I Want You to Feel Something
People sometimes ask if my novels are autobiographical.
The answer is both yes and no.
The events aren’t my life. The characters aren’t copies of people I’ve known. They may have borrowed names, borrowed laughs, borrowed memories, or even a single story that stayed with me for forty years. But by the time they reach the page, they’ve become entirely themselves.
What is autobiographical is something much harder to explain.
There are pieces of me in every character.
Not the facts of my life.
The emotions.
The hope.
The fear.
The stubbornness.
The belief that people deserve second chances.
Over the past few weeks, I’ve been humbled by the reviews readers have left for Anywhere But Here.

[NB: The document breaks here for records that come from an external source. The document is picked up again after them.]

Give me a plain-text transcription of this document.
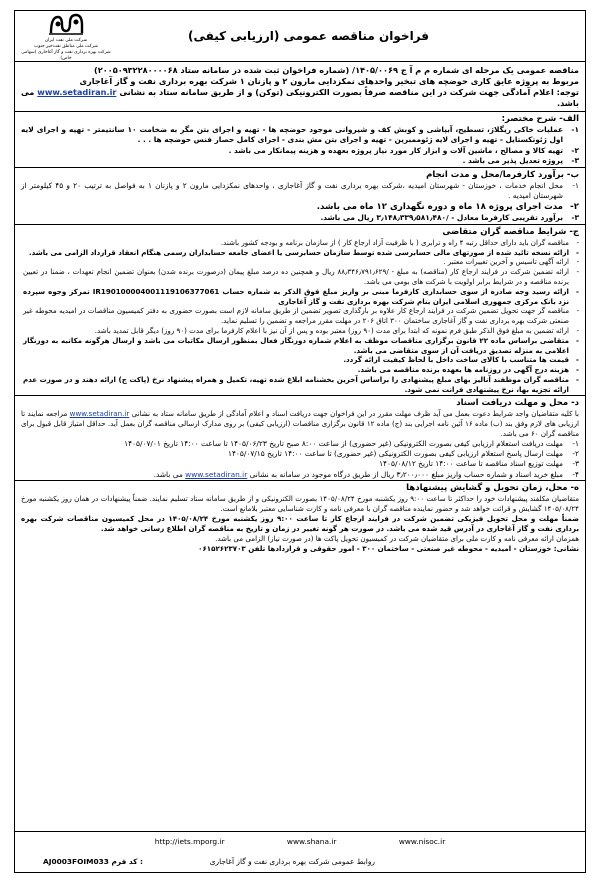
فراخوان مناقصه عمومی (ارزیابی کیفی)
شرکت ملی نفت ایران
شرکت ملی مناطق نفت‌خیز جنوب
شرکت بهره برداری نفت و گاز آغاجاری (سهامی خاص)
مناقصه عمومی یک مرحله ای شماره م م آ ج ۱۴۰۵/۰۰۶۹/ (شماره فراخوان ثبت شده در سامانه ستاد ۲۰۰۵۰۹۳۲۲۸۰۰۰۰۶۸)
مربوط به پروژه عایق کاری حوضچه های تبخیر واحدهای نمکزدایی مارون ۲ و پازنان ۱ شرکت بهره برداری نفت و گاز آغاجاری
توجه: اعلام آمادگی جهت شرکت در این مناقصه صرفاً بصورت الکترونیکی (توکن) و از طریق سامانه ستاد به نشانی www.setadiran.ir می باشد.
الف- شرح مختصر:
۱-
عملیات خاکی ریگلاژ، تسطیح، آبپاشی و کوبش کف و شیروانی موجود حوضچه ها - تهیه و اجرای بتن مگر به ضخامت ۱۰ سانتیمتر - تهیه و اجرای لایه اول ژئوتکستایل - تهیه و اجرای لایه ژئوممبرین - تهیه و اجرای بتن مش بندی - اجرای کامل حصار فنس حوضچه ها . . .
۲-
تهیه کالا و مصالح ، ماشین آلات و ابزار کار مورد نیاز پروژه بعهده و هزینه پیمانکار می باشد .
۳-
پروژه تعدیل پذیر می باشد .
ب- برآورد کارفرما/محل و مدت انجام
۱-
محل انجام خدمات ، خوزستان - شهرستان امیدیه ،شرکت بهره برداری نفت و گاز آغاجاری ، واحدهای نمکزدایی مارون ۲ و پازنان ۱ به فواصل به ترتیب ۲۰ و ۴۵ کیلومتر از شهرستان امیدیه .
۲-
مدت اجرای پروژه ۱۸ ماه و دوره نگهداری ۱۲ ماه می باشد.
۳-
برآورد تقریبی کارفرما معادل - /۳٫۱۴۸٫۳۳۹٫۵۸۱٫۴۸۰ ریال می باشد.
ج- شرایط مناقصه گران متقاضی
-
مناقصه گران باید دارای حداقل رتبه ۴ راه و ترابری ( با ظرفیت آزاد ارجاع کار ) از سازمان برنامه و بودجه کشور باشند.
-
ارائه نسخه تائید شده از صورتهای مالی حسابرسی شده توسط سازمان حسابرسی یا اعضای جامعه حسابداران رسمی هنگام انعقاد قرارداد الزامی می باشد.
-
ارائه آگهی تاسیس و آخرین تغییرات معتبر .
-
ارائه تضمین شرکت در فرایند ارجاع کار (مناقصه) به مبلغ - /۸۸٫۳۴۶٫۷۹۱٫۶۲۹ ریال و همچنین ده درصد مبلغ پیمان (درصورت برنده شدن) بعنوان تضمین انجام تعهدات ، ضمنا در تعیین برنده مناقصه و در شرایط برابر اولویت با شرکت های بومی می باشد.
-
ارائه رسید وجه صادره از سوی حسابداری کارفرما مبنی بر واریز مبلغ فوق الذکر به شماره حساب IR190100004001119106377061 تمرکز وجوه سپرده نزد بانک مرکزی جمهوری اسلامی ایران بنام شرکت بهره برداری نفت و گاز آغاجاری
-
مناقصه گر جهت تحویل تضمین شرکت در فرایند ارجاع کار علاوه بر بارگذاری تصویر تضمین از طریق سامانه لازم است بصورت حضوری به دفتر کمیسیون مناقصات در امیدیه محوطه غیر صنعتی شرکت بهره برداری نفت و گاز آغاجاری ساختمان ۳۰۰ اتاق ۲۰۶ در مهلت مقرر مراجعه و تضمین را تسلیم نماید.
-
ارائه تضمین به مبلغ فوق الذکر طبق فرم نمونه که ابتدا برای مدت (۹۰ روز) معتبر بوده و پس از آن نیز با اعلام کارفرما برای مدت (۹۰ روز) دیگر قابل تمدید باشد.
-
متقاضی براساس ماده ۲۲ قانون برگزاری مناقصات موظف به اعلام شماره دورنگار فعال بمنظور ارسال مکاتبات می باشد و ارسال هرگونه مکاتبه به دورنگار اعلامی به منزله تصدیق دریافت آن از سوی متقاضی می باشد.
-
قیمت ها متناسب با کالای ساخت داخل با لحاظ کیفیت ارائه گردد.
-
هزینه درج آگهی در روزنامه ها بعهده برنده مناقصه می باشد.
-
مناقصه گران موظفند آنالیز بهای مبلغ پیشنهادی را براساس آخرین بخشنامه ابلاغ شده تهیه، تکمیل و همراه پیشنهاد نرخ (پاکت ج) ارائه دهند و در صورت عدم ارائه تجزیه بها، نرخ پیشنهادی فرانت نمی شود.
د- محل و مهلت دریافت اسناد
با کلیه متقاضیان واجد شرایط دعوت بعمل می آید ظرف مهلت مقرر در این فراخوان جهت دریافت اسناد و اعلام آمادگی از طریق سامانه ستاد به نشانی www.setadiran.ir مراجعه نمایند تا ارزیابی های لازم وفق بند (ب) ماده ۱۶ آئین نامه اجرایی بند (ج) ماده ۱۲ قانون برگزاری مناقصات (ارزیابی کیفی) بر روی مدارک ارسالی مناقصه گران بعمل آید. حداقل امتیاز قابل قبول برای مناقصه گران ۶۰ می باشد.
۱-
مهلت دریافت استعلام ارزیابی کیفی بصورت الکترونیکی (غیر حضوری) از ساعت ۸:۰۰ صبح تاریخ ۱۴۰۵/۰۶/۲۳ تا ساعت ۱۴:۰۰ تاریخ ۱۴۰۵/۰۷/۰۱
۲-
مهلت ارسال پاسخ استعلام ارزیابی کیفی بصورت الکترونیکی (غیر حضوری) تا ساعت ۱۴:۰۰ تاریخ ۱۴۰۵/۰۷/۱۵
۳-
مهلت توزیع اسناد مناقصه تا ساعت ۱۴:۰۰ تاریخ ۱۴۰۵/۰۸/۱۲
۴-
مبلغ خرید اسناد و شماره حساب واریز مبلغ ۳٫۲۰۰٫۰۰۰ ریال از طریق درگاه موجود در سامانه به نشانی www.setadiran.ir می باشد.
ه- محل، زمان تحویل و گشایش پیشنهادها
متقاضیان مکلفند پیشنهادات خود را حداکثر تا ساعت ۹:۰۰ روز یکشنبه مورخ ۱۴۰۵/۰۸/۲۴ بصورت الکترونیکی و از طریق سامانه ستاد تسلیم نمایند. ضمناً پیشنهادات در همان روز یکشنبه مورخ ۱۴۰۵/۰۸/۲۴ گشایش و قرائت خواهد شد و حضور نماینده مناقصه گران با معرفی نامه و کارت شناسایی معتبر بلامانع است.
ضمناً مهلت و محل تحویل فیزیکی تضمین شرکت در فرایند ارجاع کار تا ساعت ۹:۰۰ روز یکشنبه مورخ ۱۴۰۵/۰۸/۲۴ در محل کمیسیون مناقصات شرکت بهره برداری نفت و گاز آغاجاری در آدرس قید شده می باشد. در صورت هر گونه تغییر در زمان و تاریخ به مناقصه گران اطلاع رسانی خواهد شد.
همزمان ارائه معرفی نامه و کارت ملی برای متقاضیان شرکت در کمیسیون تحویل پاکت ها (در صورت نیاز) الزامی می باشد.
نشانی: خوزستان - امیدیه - محوطه غیر صنعتی - ساختمان ۳۰۰ - امور حقوقی و قراردادها تلفن ۰۶۱۵۲۶۲۳۷۰۳
http://iets.mporg.ir	www.shana.ir	www.nisoc.ir
روابط عمومی شرکت بهره برداری نفت و گاز آغاجاری
AJ0003FOIM033 کد فرم :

What surprised me wasn’t that people enjoyed the story—it was what they chose to talk about afterward.
They didn’t focus on plot twists or suspense.
Instead, they wrote things like:
“The characters are what wrecked me.”
“I found myself in every single one of them.”

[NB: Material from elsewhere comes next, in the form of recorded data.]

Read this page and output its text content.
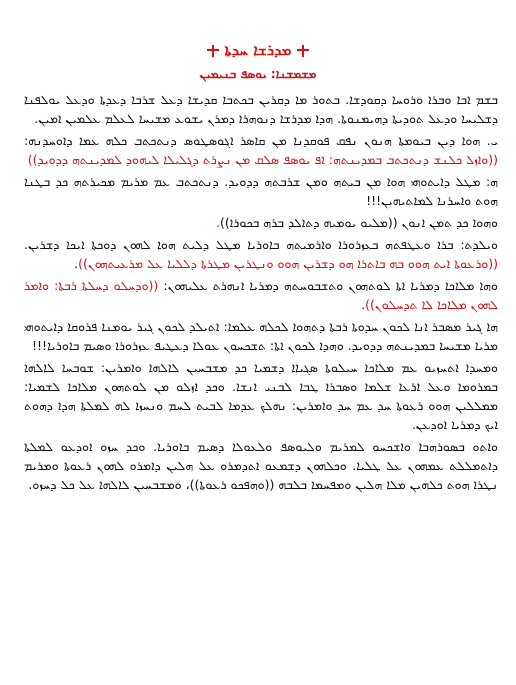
ܡܕܪܫܐ ܚܕܬܐ
ܡܫܡܫܢܐ: ܝܘܣܦ ܒܢܝܡܝܢ

ܒܫܡ ܐܒܐ ܘܒܪܐ ܘܪܘܚܐ ܕܩܘܕܫܐ. ܒܬܘܪ ܡܐ ܕܩܪܝܢ ܒܟܬܒܐ ܩܕܝܫܐ ܕܥܠ ܫܪܒܐ ܕܥܕܬܐ ܘܕܥܠ ܝܘܠܦܢܐ ܕܫܠܝܚܐ ܘܕܥܠ ܬܘܕܝܬܐ ܕܗܝܡܢܘܬܐ. ܗܕܐ ܡܕܪܫܐ ܕܢܘܗܪܐ ܕܡܪܢ ܝܫܘܥ ܡܫܝܚܐ ܠܥܠܡ ܥܠܡܝܢ ܐܡܝܢ.

ܝ. ܗܘܐ ܕܝܢ ܒܝܘܡܬܐ ܗܢܘܢ ܢܦܩ ܦܘܩܕܢܐ ܡܢ ܩܐܣܪ ܐܓܘܣܛܘܣ ܕܢܬܟܬܒ ܟܠܗ ܥܡܐ ܕܐܘܚܕܢܗ: ((ܘܐܙܠ ܟܠܢܫ ܕܢܬܟܬܒ ܒܡܕܝܢܬܗ: ܐܦ ܝܘܣܦ ܣܠܩ ܡܢ ܢܨܪܬ ܕܓܠܝܠܐ ܠܝܗܘܕ ܠܡܕܝܢܬܗ ܕܕܘܝܕ))

ܗ: ܡܛܠ ܕܐܝܬܘܗܝ ܗܘܐ ܡܢ ܒܝܬܗ ܘܡܢ ܫܪܒܬܗ ܕܕܘܝܕ. ܕܢܬܟܬܒ ܥܡ ܡܪܝܡ ܡܟܝܪܬܗ ܟܕ ܒܛܢܐ ܗܘܬ ܘܐܚܪܢܐ ܠܡܐܬܝܗܝܢ!!!

ܘܗܘܐ ܟܕ ܬܡܢ ܐܢܘܢ ((ܡܠܝܘ ܝܘܡܝܗ ܕܬܐܠܕ ܒܪܗ ܒܟܘܪܐ)).

ܘܝܠܕܬ: ܒܪܐ ܘܥܛܦܬܗ ܒܥܙܪܘܪܐ ܘܐܪܡܝܬܗ ܒܐܘܪܝܐ ܡܛܠ ܕܠܝܬ ܗܘܐ ܠܗܘܢ ܕܘܟܬܐ ܐܝܟܐ ܕܫܪܝܢ. ((ܘܪܥܘܬܐ ܐܝܬ ܗܘܘ ܒܗ ܒܐܬܪܐ ܗܘ ܕܫܪܝܢ ܗܘܘ ܘܢܛܪܝܢ ܡܛܪܬܐ ܕܠܠܝܐ ܥܠ ܡܪܥܝܬܗܘܢ)).

ܘܗܐ ܡܠܐܟܐ ܕܡܪܝܐ ܐܬܐ ܠܘܬܗܘܢ ܘܬܫܒܘܚܬܗ ܕܡܪܝܐ ܐܢܗܪܬ ܥܠܝܗܘܢ: ((ܘܕܚܠܘ ܕܚܠܬܐ ܪܒܬܐ: ܘܐܡܪ ܠܗܘܢ ܡܠܐܟܐ ܠܐ ܬܕܚܠܘܢ)).

ܗܐ ܓܝܪ ܡܣܒܪ ܐܢܐ ܠܟܘܢ ܚܕܘܬܐ ܪܒܬܐ ܕܬܗܘܐ ܠܟܠܗ ܥܠܡܐ: ܐܬܝܠܕ ܠܟܘܢ ܓܝܪ ܝܘܡܢܐ ܦܪܘܩܐ ܕܐܝܬܘܗܝ ܡܪܝܐ ܡܫܝܚܐ ܒܡܕܝܢܬܗ ܕܕܘܝܕ. ܘܗܕܐ ܠܟܘܢ ܐܬܐ: ܬܫܟܚܘܢ ܥܘܠܐ ܕܥܛܝܦ ܥܙܪܘܪܐ ܘܣܝܡ ܒܐܘܪܝܐ!!!

ܘܡܚܕܐ ܐܬܚܙܝܘ ܥܡ ܡܠܐܟܐ ܚܝܠܘܬܐ ܣܓܝܐܐ ܕܫܡܝܐ ܟܕ ܡܫܒܚܝܢ ܠܐܠܗܐ ܘܐܡܪܝܢ: ܫܘܒܚܐ ܠܐܠܗܐ ܒܡܪܘܡܐ ܘܥܠ ܐܪܥܐ ܫܠܡܐ ܘܣܒܪܐ ܛܒܐ ܠܒܢܝ ܐܢܫܐ. ܘܟܕ ܐܙܠܘ ܡܢ ܠܘܬܗܘܢ ܡܠܐܟܐ ܠܫܡܝܐ: ܡܡܠܠܝܢ ܗܘܘ ܪܥܘܬܐ ܚܕ ܥܡ ܚܕ ܘܐܡܪܝܢ: ܢܗܠܟ ܥܕܡܐ ܠܒܝܬ ܠܚܡ ܘܢܚܙܐ ܠܗ ܠܡܠܬܐ ܗܕܐ ܕܗܘܬ ܐܝܟ ܕܡܪܝܐ ܐܘܕܥܢ.

ܘܐܬܘ ܒܣܘܪܗܒܐ ܘܐܫܟܚܘ ܠܡܪܝܡ ܘܠܝܘܣܦ ܘܠܥܘܠܐ ܕܣܝܡ ܒܐܘܪܝܐ. ܘܟܕ ܚܙܘ ܐܘܕܥܘ ܠܡܠܬܐ ܕܐܬܡܠܠܬ ܥܡܗܘܢ ܥܠ ܛܠܝܐ. ܘܟܠܗܘܢ ܕܫܡܥܘ ܐܬܕܡܪܘ ܥܠ ܗܠܝܢ ܕܐܡܪܘ ܠܗܘܢ ܪܥܘܬܐ ܘܡܪܝܡ ܢܛܪܐ ܗܘܬ ܟܠܗܝܢ ܡܠܐ ܗܠܝܢ ܘܡܦܚܡܐ ܒܠܒܗ ((ܘܗܦܟܘ ܪܥܘܬܐ))، ܘܡܫܒܚܝܢ ܠܐܠܗܐ ܥܠ ܟܠ ܕܚܙܘ.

“I want to be adopted by the Calderon family immediately.”
One reader even said that the New Mexico landscape felt like another character in the novel.

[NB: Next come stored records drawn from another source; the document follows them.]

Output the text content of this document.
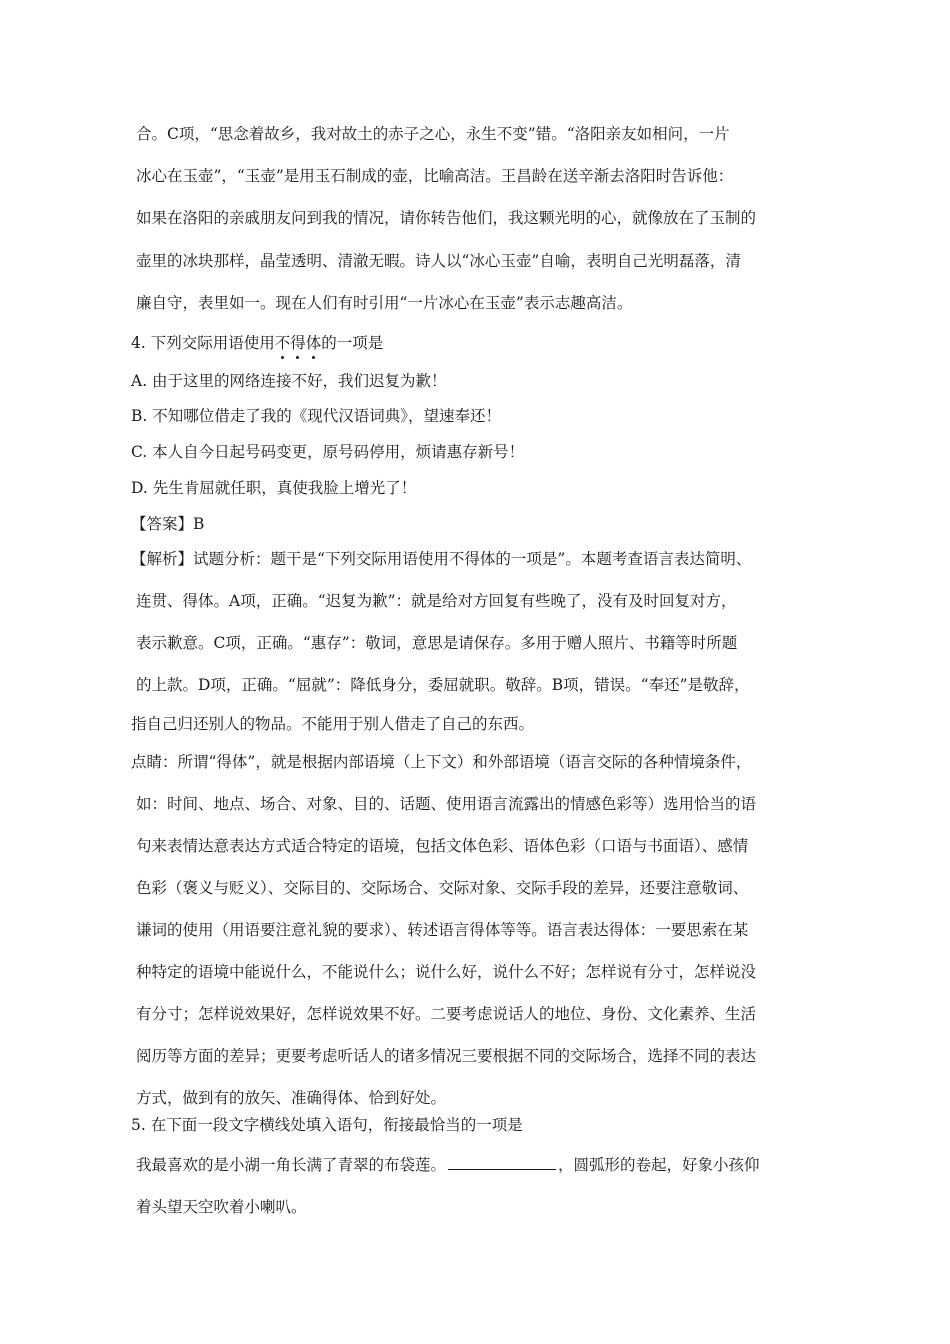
合。C项，“思念着故乡，我对故土的赤子之心，永生不变”错。“洛阳亲友如相问，一片
冰心在玉壶”，“玉壶”是用玉石制成的壶，比喻高洁。王昌龄在送辛渐去洛阳时告诉他：
如果在洛阳的亲戚朋友问到我的情况，请你转告他们，我这颗光明的心，就像放在了玉制的
壶里的冰块那样，晶莹透明、清澈无暇。诗人以“冰心玉壶”自喻，表明自己光明磊落，清
廉自守，表里如一。现在人们有时引用“一片冰心在玉壶”表示志趣高洁。
4. 下列交际用语使用不得体的一项是
A. 由于这里的网络连接不好，我们迟复为歉！
B. 不知哪位借走了我的《现代汉语词典》，望速奉还！
C. 本人自今日起号码变更，原号码停用，烦请惠存新号！
D. 先生肯屈就任职，真使我脸上增光了！
【答案】B
【解析】试题分析：题干是“下列交际用语使用不得体的一项是”。本题考查语言表达简明、
连贯、得体。A项，正确。“迟复为歉”：就是给对方回复有些晚了，没有及时回复对方，
表示歉意。C项，正确。“惠存”：敬词，意思是请保存。多用于赠人照片、书籍等时所题
的上款。D项，正确。“屈就”：降低身分，委屈就职。敬辞。B项，错误。“奉还”是敬辞，
指自己归还别人的物品。不能用于别人借走了自己的东西。
点睛：所谓“得体”，就是根据内部语境（上下文）和外部语境（语言交际的各种情境条件，
如：时间、地点、场合、对象、目的、话题、使用语言流露出的情感色彩等）选用恰当的语
句来表情达意表达方式适合特定的语境，包括文体色彩、语体色彩（口语与书面语）、感情
色彩（褒义与贬义）、交际目的、交际场合、交际对象、交际手段的差异，还要注意敬词、
谦词的使用（用语要注意礼貌的要求）、转述语言得体等等。语言表达得体：一要思索在某
种特定的语境中能说什么，不能说什么；说什么好，说什么不好；怎样说有分寸，怎样说没
有分寸；怎样说效果好，怎样说效果不好。二要考虑说话人的地位、身份、文化素养、生活
阅历等方面的差异；更要考虑听话人的诸多情况三要根据不同的交际场合，选择不同的表达
方式，做到有的放矢、准确得体、恰到好处。
5. 在下面一段文字横线处填入语句，衔接最恰当的一项是
我最喜欢的是小湖一角长满了青翠的布袋莲。	，圆弧形的卷起，好象小孩仰
着头望天空吹着小喇叭。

As an author, I can’t imagine receiving a greater compliment.
Because that’s exactly what I hope to do every time I sit down to write.
I want to write something that makes people feel.
I want readers to laugh with my characters, cry with them, celebrate their victories, and grieve their losses. I want them to recognize a little bit of themselves in the people they meet on the page.
I want the landscape to be as much a part of the story as the people.
The Sandia Mountains. The North Valley cottonwoods. The smell of roasting chile. The Spanish music drifting through an open window. The long highways that stretch across New Mexico and Colorado. The mountains that become both refuge and challenge.
Places shape us.
They become part of our memories, our identities, and the stories we tell ourselves. They deserve to live and breathe alongside the people who inhabit them.
Most of all…
I want people to care about what happens to them.
Not because they’re perfect.
Because they’re human.
Because they’ve laughed too loudly, made terrible decisions, carried impossible burdens, loved deeply, failed spectacularly, and found the courage to keep going anyway.
If a reader finishes one of my novels wishing they could sit at Mama Calderon’s table, drive through the mountains with Jessi and Ryan, laugh with Elaine, argue with Becky, or spend one more afternoon with Bear…
…then I’ve done what I set out to do.
Stories stay with us because of people.
The places matter.
The adventures matter.
The suspense matters.
But years later, what we usually remember are the people who made us feel less alone.
Those are the stories I hope to write.